La qualité est également au centre des articles de Bernadette Jambe et Yves van Parys (« La qualité à Jette : une démarche bottom up ou top down ? »). Les auteurs s’attachent à la mise en place d’une certification de type ISO au sein d’une administration communale. Analysant le ressenti des acteurs de terrain, les auteurs dressent le tableau des forces et faiblesses de cette démarche qualité et soulignent son rôle de projet commun, de source de mobilisation dans une administration connaissant une période de mutation.

L’article de Camal Gallouj et de Marion Vidal (« Le marché du conseil aux administrations : un marché singulier ? ») revient sur le rôle des experts déjà soulevé. En identifiant la spécificité des marchés et des relations entre les prestataires publics et le secteur du conseil, les auteurs soulèvent la question de la qualité, perçue ou effective, des prestations des consultants en matière d’administration publique.

En relatant une démarche de changement d’envergure au sein d’une agence régionale, Jean-Claude Moureau, Marc Bogaert et Maryse Bellemont (« Transformation de l’administration de l’équipement et des déplacements en une organisation dénommée ‘Bruxelles Mobilité’ et orientée projets ») soulignent le rôle essentiel du consultant dans le travail de définition, de diffusion et d’ancrage d’une nouvelle culture professionnelle adaptée à l’évolution de l’environnement organisationnel. Autrement dit, c’est une fonction de coordination des points de vue politique, administratif, professionnel sinon citoyen qui est mise en exergue.
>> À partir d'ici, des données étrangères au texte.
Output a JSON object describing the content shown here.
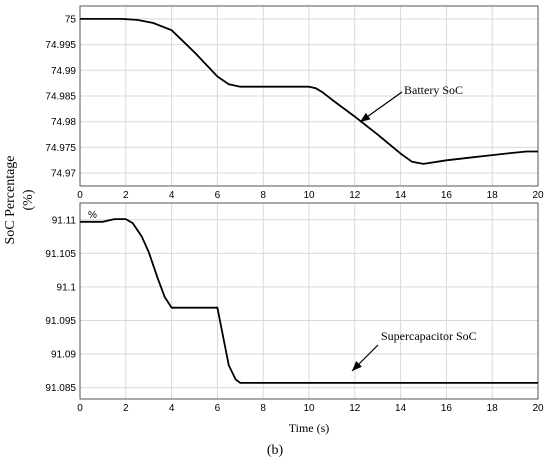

A ce titre, les consultants peuvent-ils être considérés comme des nouveaux acteurs de l’action publique ?

Les articles de Simon Mas sur la gestion des déchets en Afrique (« Ce que les fonctionnaires municipaux font aux réformes : la mise en œuvre de politiques de gestion des déchets financées par la Banque mondiale au Burkina Faso et au Ghana ») et de Alice Mazeaud (« La modernisation participative vue d’en bas : entre militantisme et malaise identitaire ») sur la gestion participative des lycées font état, respectivement, de cette nécessité d’institutionnaliser la fonction sinon le métier de « fonctionnaire-animateur » et de « politechniciens » – ceux qui possèdent l’art de s’occuper des citoyens – plutôt que de polytechniciens. Face aux blocages, aux conflits inhérents à la mise en place d’une politique publique, ce nouvel acteur, ce nouvel agent de l’Etat semble indispensable toutefois, comme nous l’avons vu dans les deux premiers articles, au prix d’une appropriation identitaire réussie.

Ces contributions ne mettent évidemment pas fin au débat. Suite, dès lors, dans le prochain numéro.